SAGE: Thread: requesting full day using ws

Started: 2012-01-27 00:24:07

Last activity: 2012-01-28 18:23:43

Topics: Web Services

John West

requesting full day using ws_bulkdataselect

2012-01-27 00:24:07

Hi.

I'm retrieving continuous data using bulkdataselect, one day at a time. A
typical request line might look like "TA X16A -- BHZ 2007-03-30T00:00:00
2007-03-30T23:59:59.999"

Using this method, I occasionally miss one or two samples at the day
boundaries. I'm under the impression that the DMC internals make it more
efficient to request on day boundaries. How do you recommend I do this to
keep the data continuous and not miss samples at the day boundaries?

Thanks!

-- John

Doug Neuhauser

Re: requesting full day using ws_bulkdataselect

2012-01-26 07:19:02

One suggestion (which unfortunately changes the IRIS web service
time specification) is for time intervals to be half-open invervals,
represented in math notation as
[time1, time2)
This means the time interval where time t >= time1 and t < time2.

I believe that all IRIS services currently defined a closed interval
[time1, time2] which means the time interval where
time t >= time1 and <= time2.

Closed intervals make it very hard to request a series of
requests whose results can be concatenated to generate a
contiguous timeseries with no overlap.

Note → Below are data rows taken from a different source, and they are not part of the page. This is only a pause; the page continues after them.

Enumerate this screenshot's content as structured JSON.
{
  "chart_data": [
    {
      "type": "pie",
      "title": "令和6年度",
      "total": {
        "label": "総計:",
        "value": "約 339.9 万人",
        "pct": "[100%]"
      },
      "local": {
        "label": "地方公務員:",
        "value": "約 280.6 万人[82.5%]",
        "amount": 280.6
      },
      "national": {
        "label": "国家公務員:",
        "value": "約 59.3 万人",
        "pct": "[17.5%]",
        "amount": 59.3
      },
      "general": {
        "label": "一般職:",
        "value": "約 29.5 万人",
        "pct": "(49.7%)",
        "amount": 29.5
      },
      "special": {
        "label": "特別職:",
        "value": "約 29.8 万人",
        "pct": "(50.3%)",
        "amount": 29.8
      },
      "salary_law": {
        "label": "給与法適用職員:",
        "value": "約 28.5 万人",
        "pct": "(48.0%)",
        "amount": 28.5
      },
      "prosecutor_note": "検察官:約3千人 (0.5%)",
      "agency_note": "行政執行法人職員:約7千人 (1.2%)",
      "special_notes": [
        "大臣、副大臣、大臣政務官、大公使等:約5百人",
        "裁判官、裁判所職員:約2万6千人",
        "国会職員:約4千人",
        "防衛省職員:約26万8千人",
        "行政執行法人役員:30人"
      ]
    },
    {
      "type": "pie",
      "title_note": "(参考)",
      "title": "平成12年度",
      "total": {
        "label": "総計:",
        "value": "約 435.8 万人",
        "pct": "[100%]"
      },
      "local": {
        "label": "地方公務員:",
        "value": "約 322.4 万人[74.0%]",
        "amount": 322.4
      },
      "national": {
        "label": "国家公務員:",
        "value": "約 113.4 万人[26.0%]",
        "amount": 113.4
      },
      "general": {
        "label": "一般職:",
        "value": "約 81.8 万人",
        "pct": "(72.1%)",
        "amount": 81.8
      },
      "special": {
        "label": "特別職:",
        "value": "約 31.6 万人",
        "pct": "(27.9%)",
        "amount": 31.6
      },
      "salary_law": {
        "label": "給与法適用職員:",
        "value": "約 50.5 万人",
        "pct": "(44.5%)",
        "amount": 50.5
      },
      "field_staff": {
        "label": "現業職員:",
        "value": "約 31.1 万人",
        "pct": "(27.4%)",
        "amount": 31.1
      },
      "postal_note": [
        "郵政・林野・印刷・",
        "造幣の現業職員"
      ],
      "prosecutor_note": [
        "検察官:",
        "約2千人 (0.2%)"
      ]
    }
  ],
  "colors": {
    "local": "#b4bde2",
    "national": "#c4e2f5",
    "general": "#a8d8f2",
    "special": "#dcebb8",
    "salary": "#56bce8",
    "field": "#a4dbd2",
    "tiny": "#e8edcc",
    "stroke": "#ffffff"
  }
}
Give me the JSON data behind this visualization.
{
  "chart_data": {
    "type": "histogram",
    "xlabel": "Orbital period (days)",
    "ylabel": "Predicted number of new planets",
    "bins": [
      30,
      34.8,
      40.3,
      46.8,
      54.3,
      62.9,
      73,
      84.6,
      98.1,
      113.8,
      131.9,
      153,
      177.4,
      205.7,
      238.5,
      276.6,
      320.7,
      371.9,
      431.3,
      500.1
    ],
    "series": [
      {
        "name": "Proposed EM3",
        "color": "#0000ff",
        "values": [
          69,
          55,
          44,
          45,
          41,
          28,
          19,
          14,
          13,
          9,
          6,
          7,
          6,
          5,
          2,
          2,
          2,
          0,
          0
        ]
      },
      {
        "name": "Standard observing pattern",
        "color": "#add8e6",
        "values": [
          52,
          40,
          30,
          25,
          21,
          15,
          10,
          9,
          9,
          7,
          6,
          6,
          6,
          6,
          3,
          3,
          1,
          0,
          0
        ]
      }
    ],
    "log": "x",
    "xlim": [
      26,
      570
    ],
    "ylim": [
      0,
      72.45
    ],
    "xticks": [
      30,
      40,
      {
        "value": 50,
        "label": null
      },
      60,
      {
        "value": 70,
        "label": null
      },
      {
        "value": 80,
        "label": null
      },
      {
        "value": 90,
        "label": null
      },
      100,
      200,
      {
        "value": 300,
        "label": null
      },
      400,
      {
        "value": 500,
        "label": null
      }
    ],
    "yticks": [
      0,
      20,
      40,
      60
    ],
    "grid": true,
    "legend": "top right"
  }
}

For day requests,
2 request for:
2007-03-03T00:00:00.0000 to 2007-03-04T00:00:00.0000
2007-03-04T00:00:00.0000 to 2007-03-05T00:00:00.0000
will contains 2 copies of a sample whose timestamp is 2007-03-04T00:00:00.0000
However, if the requests are open intervals, you will never miss a sample or
get a duplicate sample at a request boundary.

If you are missing 1 sample at a day boundary, it could be that you are missing a
sample timestamped between 59.999 and 00.000 seconds. If you are missing
more than one sample, there is either a timetear (or gap) in the timeseries,
or there is a problem with the IRIS web service.

- Doug N

On 1/25/12 10:24 PM, John D. West wrote:

Hi.

I'm retrieving continuous data using bulkdataselect, one day at a time. A typical request line might look like "TA X16A -- BHZ 2007-03-30T00:00:00 2007-03-30T23:59:59.999"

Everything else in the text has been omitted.